After leaving New York City finishing third in the Heisman voting last year, Baker Mayfield’s luck could change this time around. As arguably (ed. note: no argument) the best quarterback in Oklahoma history, Mayfield set college football’s top mark for passer rating over the past two seasons. And yet, for all the outstanding accomplishments, people have taken an interest in the Austin, Texas native’s raw, uncanny and at some times unpredictable nature.
Mayfield’s ego is one of a fired-up, ride-or-die field general. For better or for worse, he has lead the Sooner to no less than 11 win seasons the past three years, but has yet to walk away with a national championship. Mayfield’s swagger breeds confidence used towards mentally destroying opponents, acting beyond showing simple emotion and sometimes over-the-top. He may run away with not just the Heisman this year, but everyone’s admiration or respect.
The Sooners’ controversial playmaker has sparked discussion about his antics both on and off the field. Trouble has followed Mayfield in past years with the latest mishap consisting of him taunting Kansas players. A groin grab along with shouting the words “F—- You” three times is what the sports world caught a glimpse of from Baker two weeks ago. All due to opposing players refused to shake his hand prior to the coin toss and multiple cheap shots towards the quarterback throughout the game. Mayfield apologized for the incident and was stripped of his captaincy for his final game in Norman.
“Baker’s the best cheerleader we got”, former OU coach Barry Switzer said about Mayfield’s so-called antics. “Baker Mayfield is the engine, he’s the excitement, he elevates the play of our football team tremendously.”
“I’m not defending (Baker’s) actions. I just know when you have an action, you have a reaction,” Switzer explained. “There’s not time to meditate on, Well, should I do this and should I not? You react when a guy slaps you, if you’re a fighter and a competitior, you’re going you knock the hell out of him, you’re not going to think about the consequences.”

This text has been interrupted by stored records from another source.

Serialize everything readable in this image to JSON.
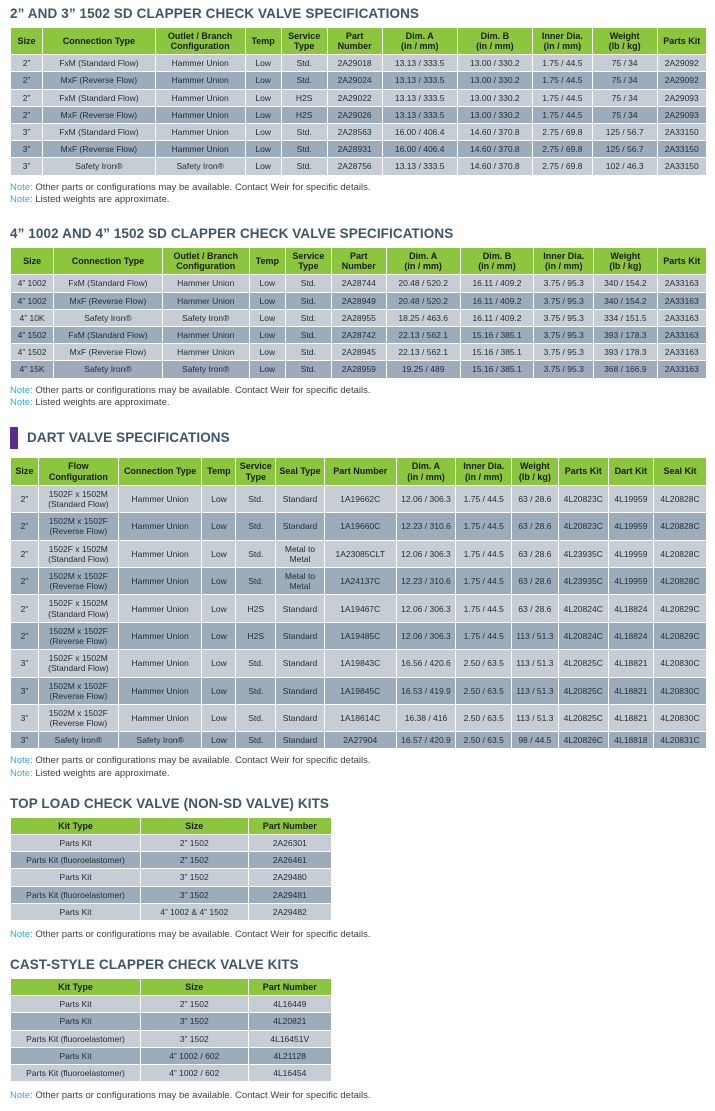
{
  "colors": {
    "header_green": "#8CC63F",
    "row_light": "#C7CDD5",
    "row_dark": "#9DACBB",
    "title": "#3E5568",
    "note_label": "#2BACE2",
    "note_text": "#414042",
    "purple_bar": "#5B2C90"
  },
  "sections": [
    {
      "title": "2” AND 3” 1502 SD CLAPPER CHECK VALVE SPECIFICATIONS",
      "table": {
        "col_widths": [
          4.6,
          16.2,
          12.9,
          5.2,
          6.6,
          7.9,
          10.8,
          10.8,
          8.6,
          9.3,
          7.1
        ],
        "headers": [
          "Size",
          "Connection Type",
          "Outlet / Branch\nConfiguration",
          "Temp",
          "Service\nType",
          "Part\nNumber",
          "Dim. A\n(in / mm)",
          "Dim. B\n(in / mm)",
          "Inner Dia.\n(in / mm)",
          "Weight\n(lb / kg)",
          "Parts Kit"
        ],
        "rows": [
          [
            "2”",
            "FxM (Standard Flow)",
            "Hammer Union",
            "Low",
            "Std.",
            "2A29018",
            "13.13 / 333.5",
            "13.00 / 330.2",
            "1.75 / 44.5",
            "75 / 34",
            "2A29092"
          ],
          [
            "2”",
            "MxF (Reverse Flow)",
            "Hammer Union",
            "Low",
            "Std.",
            "2A29024",
            "13.13 / 333.5",
            "13.00 / 330.2",
            "1.75 / 44.5",
            "75 / 34",
            "2A29092"
          ],
          [
            "2”",
            "FxM (Standard Flow)",
            "Hammer Union",
            "Low",
            "H2S",
            "2A29022",
            "13.13 / 333.5",
            "13.00 / 330.2",
            "1.75 / 44.5",
            "75 / 34",
            "2A29093"
          ],
          [
            "2”",
            "MxF (Reverse Flow)",
            "Hammer Union",
            "Low",
            "H2S",
            "2A29026",
            "13.13 / 333.5",
            "13.00 / 330.2",
            "1.75 / 44.5",
            "75 / 34",
            "2A29093"
          ],
          [
            "3”",
            "FxM (Standard Flow)",
            "Hammer Union",
            "Low",
            "Std.",
            "2A28563",
            "16.00 / 406.4",
            "14.60 / 370.8",
            "2.75 / 69.8",
            "125 / 56.7",
            "2A33150"
          ],
          [
            "3”",
            "MxF (Reverse Flow)",
            "Hammer Union",
            "Low",
            "Std.",
            "2A28931",
            "16.00 / 406.4",
            "14.60 / 370.8",
            "2.75 / 69.8",
            "125 / 56.7",
            "2A33150"
          ],
          [
            "3”",
            "Safety Iron®",
            "Safety Iron®",
            "Low",
            "Std.",
            "2A28756",
            "13.13 / 333.5",
            "14.60 / 370.8",
            "2.75 / 69.8",
            "102 / 46.3",
            "2A33150"
          ]
        ]
      },
      "notes": [
        {
          "label": "Note:",
          "text": " Other parts or configurations may be available. Contact Weir for specific details."
        },
        {
          "label": "Note:",
          "text": " Listed weights are approximate."
        }
      ]
    },
    {
      "title": "4” 1002 AND 4” 1502 SD CLAPPER CHECK VALVE SPECIFICATIONS",
      "table": {
        "col_widths": [
          6.2,
          15.6,
          12.5,
          5.2,
          6.6,
          7.9,
          10.6,
          10.6,
          8.6,
          9.1,
          7.1
        ],
        "headers": [
          "Size",
          "Connection Type",
          "Outlet / Branch\nConfiguration",
          "Temp",
          "Service\nType",
          "Part\nNumber",
          "Dim. A\n(in / mm)",
          "Dim. B\n(in / mm)",
          "Inner Dia.\n(in / mm)",
          "Weight\n(lb / kg)",
          "Parts Kit"
        ],
        "rows": [
          [
            "4” 1002",
            "FxM (Standard Flow)",
            "Hammer Union",
            "Low",
            "Std.",
            "2A28744",
            "20.48 / 520.2",
            "16.11 / 409.2",
            "3.75 / 95.3",
            "340 / 154.2",
            "2A33163"
          ],
          [
            "4” 1002",
            "MxF (Reverse Flow)",
            "Hammer Union",
            "Low",
            "Std.",
            "2A28949",
            "20.48 / 520.2",
            "16.11 / 409.2",
            "3.75 / 95.3",
            "340 / 154.2",
            "2A33163"
          ],
          [
            "4” 10K",
            "Safety Iron®",
            "Safety Iron®",
            "Low",
            "Std.",
            "2A28955",
            "18.25 / 463.6",
            "16.11 / 409.2",
            "3.75 / 95.3",
            "334 / 151.5",
            "2A33163"
          ],
          [
            "4” 1502",
            "FxM (Standard Flow)",
            "Hammer Union",
            "Low",
            "Std.",
            "2A28742",
            "22.13 / 562.1",
            "15.16 / 385.1",
            "3.75 / 95.3",
            "393 / 178.3",
            "2A33163"
          ],
          [
            "4” 1502",
            "MxF (Reverse Flow)",
            "Hammer Union",
            "Low",
            "Std.",
            "2A28945",
            "22.13 / 562.1",
            "15.16 / 385.1",
            "3.75 / 95.3",
            "393 / 178.3",
            "2A33163"
          ],
          [
            "4” 15K",
            "Safety Iron®",
            "Safety Iron®",
            "Low",
            "Std.",
            "2A28959",
            "19.25 / 489",
            "15.16 / 385.1",
            "3.75 / 95.3",
            "368 / 166.9",
            "2A33163"
          ]
        ]
      },
      "notes": [
        {
          "label": "Note:",
          "text": " Other parts or configurations may be available. Contact Weir for specific details."
        },
        {
          "label": "Note:",
          "text": " Listed weights are approximate."
        }
      ]
    },
    {
      "title": "DART VALVE SPECIFICATIONS",
      "table": {
        "col_widths": [
          4.0,
          11.5,
          12.0,
          4.9,
          5.7,
          7.0,
          10.3,
          8.6,
          8.0,
          6.7,
          7.2,
          6.5,
          7.6
        ],
        "headers": [
          "Size",
          "Flow\nConfiguration",
          "Connection Type",
          "Temp",
          "Service\nType",
          "Seal Type",
          "Part Number",
          "Dim. A\n(in / mm)",
          "Inner Dia.\n(in / mm)",
          "Weight\n(lb / kg)",
          "Parts Kit",
          "Dart Kit",
          "Seal Kit"
        ],
        "rows": [
          [
            "2”",
            "1502F x 1502M\n(Standard Flow)",
            "Hammer Union",
            "Low",
            "Std.",
            "Standard",
            "1A19662C",
            "12.06 / 306.3",
            "1.75 / 44.5",
            "63 / 28.6",
            "4L20823C",
            "4L19959",
            "4L20828C"
          ],
          [
            "2”",
            "1502M x 1502F\n(Reverse Flow)",
            "Hammer Union",
            "Low",
            "Std.",
            "Standard",
            "1A19660C",
            "12.23 / 310.6",
            "1.75 / 44.5",
            "63 / 28.6",
            "4L20823C",
            "4L19959",
            "4L20828C"
          ],
          [
            "2”",
            "1502F x 1502M\n(Standard Flow)",
            "Hammer Union",
            "Low",
            "Std.",
            "Metal to\nMetal",
            "1A23085CLT",
            "12.06 / 306.3",
            "1.75 / 44.5",
            "63 / 28.6",
            "4L23935C",
            "4L19959",
            "4L20828C"
          ],
          [
            "2”",
            "1502M x 1502F\n(Reverse Flow)",
            "Hammer Union",
            "Low",
            "Std.",
            "Metal to\nMetal",
            "1A24137C",
            "12.23 / 310.6",
            "1.75 / 44.5",
            "63 / 28.6",
            "4L23935C",
            "4L19959",
            "4L20828C"
          ],
          [
            "2”",
            "1502F x 1502M\n(Standard Flow)",
            "Hammer Union",
            "Low",
            "H2S",
            "Standard",
            "1A19467C",
            "12.06 / 306.3",
            "1.75 / 44.5",
            "63 / 28.6",
            "4L20824C",
            "4L18824",
            "4L20829C"
          ],
          [
            "2”",
            "1502M x 1502F\n(Reverse Flow)",
            "Hammer Union",
            "Low",
            "H2S",
            "Standard",
            "1A19485C",
            "12.06 / 306.3",
            "1.75 / 44.5",
            "113 / 51.3",
            "4L20824C",
            "4L18824",
            "4L20829C"
          ],
          [
            "3”",
            "1502F x 1502M\n(Standard Flow)",
            "Hammer Union",
            "Low",
            "Std.",
            "Standard",
            "1A19843C",
            "16.56 / 420.6",
            "2.50 / 63.5",
            "113 / 51.3",
            "4L20825C",
            "4L18821",
            "4L20830C"
          ],
          [
            "3”",
            "1502M x 1502F\n(Reverse Flow)",
            "Hammer Union",
            "Low",
            "Std.",
            "Standard",
            "1A19845C",
            "16.53 / 419.9",
            "2.50 / 63.5",
            "113 / 51.3",
            "4L20825C",
            "4L18821",
            "4L20830C"
          ],
          [
            "3”",
            "1502M x 1502F\n(Reverse Flow)",
            "Hammer Union",
            "Low",
            "Std.",
            "Standard",
            "1A18614C",
            "16.38 / 416",
            "2.50 / 63.5",
            "113 / 51.3",
            "4L20825C",
            "4L18821",
            "4L20830C"
          ],
          [
            "3”",
            "Safety Iron®",
            "Safety Iron®",
            "Low",
            "Std.",
            "Standard",
            "2A27904",
            "16.57 / 420.9",
            "2.50 / 63.5",
            "98 / 44.5",
            "4L20826C",
            "4L18818",
            "4L20831C"
          ]
        ]
      },
      "notes": [
        {
          "label": "Note:",
          "text": " Other parts or configurations may be available. Contact Weir for specific details."
        },
        {
          "label": "Note:",
          "text": " Listed weights are approximate."
        }
      ]
    },
    {
      "title": "TOP LOAD CHECK VALVE (NON-SD VALVE) KITS",
      "table": {
        "col_widths": [
          40.5,
          33.5,
          26.0
        ],
        "headers": [
          "Kit Type",
          "Size",
          "Part Number"
        ],
        "rows": [
          [
            "Parts Kit",
            "2” 1502",
            "2A26301"
          ],
          [
            "Parts Kit (fluoroelastomer)",
            "2” 1502",
            "2A26461"
          ],
          [
            "Parts Kit",
            "3” 1502",
            "2A29480"
          ],
          [
            "Parts Kit (fluoroelastomer)",
            "3” 1502",
            "2A29481"
          ],
          [
            "Parts Kit",
            "4” 1002 & 4” 1502",
            "2A29482"
          ]
        ]
      },
      "notes": [
        {
          "label": "Note:",
          "text": " Other parts or configurations may be available. Contact Weir for specific details."
        }
      ]
    },
    {
      "title": "CAST-STYLE CLAPPER CHECK VALVE KITS",
      "table": {
        "col_widths": [
          40.5,
          33.5,
          26.0
        ],
        "headers": [
          "Kit Type",
          "Size",
          "Part Number"
        ],
        "rows": [
          [
            "Parts Kit",
            "2” 1502",
            "4L16449"
          ],
          [
            "Parts Kit",
            "3” 1502",
            "4L20821"
          ],
          [
            "Parts Kit (fluoroelastomer)",
            "3” 1502",
            "4L16451V"
          ],
          [
            "Parts Kit",
            "4” 1002 / 602",
            "4L21128"
          ],
          [
            "Parts Kit (fluoroelastomer)",
            "4” 1002 / 602",
            "4L16454"
          ]
        ]
      },
      "notes": [
        {
          "label": "Note:",
          "text": " Other parts or configurations may be available. Contact Weir for specific details."
        }
      ]
    }
  ]
}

Baker’s performance on the field has quieted his critics throughout his time in Norman. The Austin, Texas native didn’t receive the list of offer he had hoped for and started in 2013 as a walk-on at Big 12 rival Texas Tech before transferring to Oklahoma at the start of his sophomore season.
The 22-year old senior put together a fantastic career with a total 14,077 passing yards (10th in FBS), 125 touchdowns (6th in FBS) and 29 interceptions. Mayfield’s second attempt for a Heisman and a possible national championship run for the Sooners is the reason he returned to Norman, rewriting the Big 12 and OU record books in the process. In Big 12 conference history, Mayfield ranks first in yards per attempt (9.8), second in pass efficiency (175.5) and passing touchdowns, third in passing yards and total offense, fifth in completion percentage (.687), and eighth in passing attempts (1,439).
Many believe Mayfield could join Sam Bradford and Jason White as the third Oklahoma quarterback to hoist college football’s best trophy in two weeks. The only thing weighing on the minds of Heisman voters are all the negatives— an arrest back in February of this year for public intoxication along with fleeing law enforcement and the “flag plant” after the game against Ohio State are two prime example of reason why some will, pettily, move their vote elsewhere. For the rest of the general population that look past the imperfections, Baker’s argument is a strong one.
“What would deter me from voting for him other than having a great year statistically?” That’s Switzer’s question to Heisman Voters. “Baker Mayfield had an outstanding season. He’s a great player — tremendous accuracy, great velocity on the ball, hard to get a hold of, and he can make play after play after play.”
Baker admitted the two reasons he returned to Norman was the lifelong dream of chasing a Heisman Trophy and guiding the Sooners to a national championship. In the minds of many, OU’s can make both of those a reality with a win on Saturday and an additional two afterwards.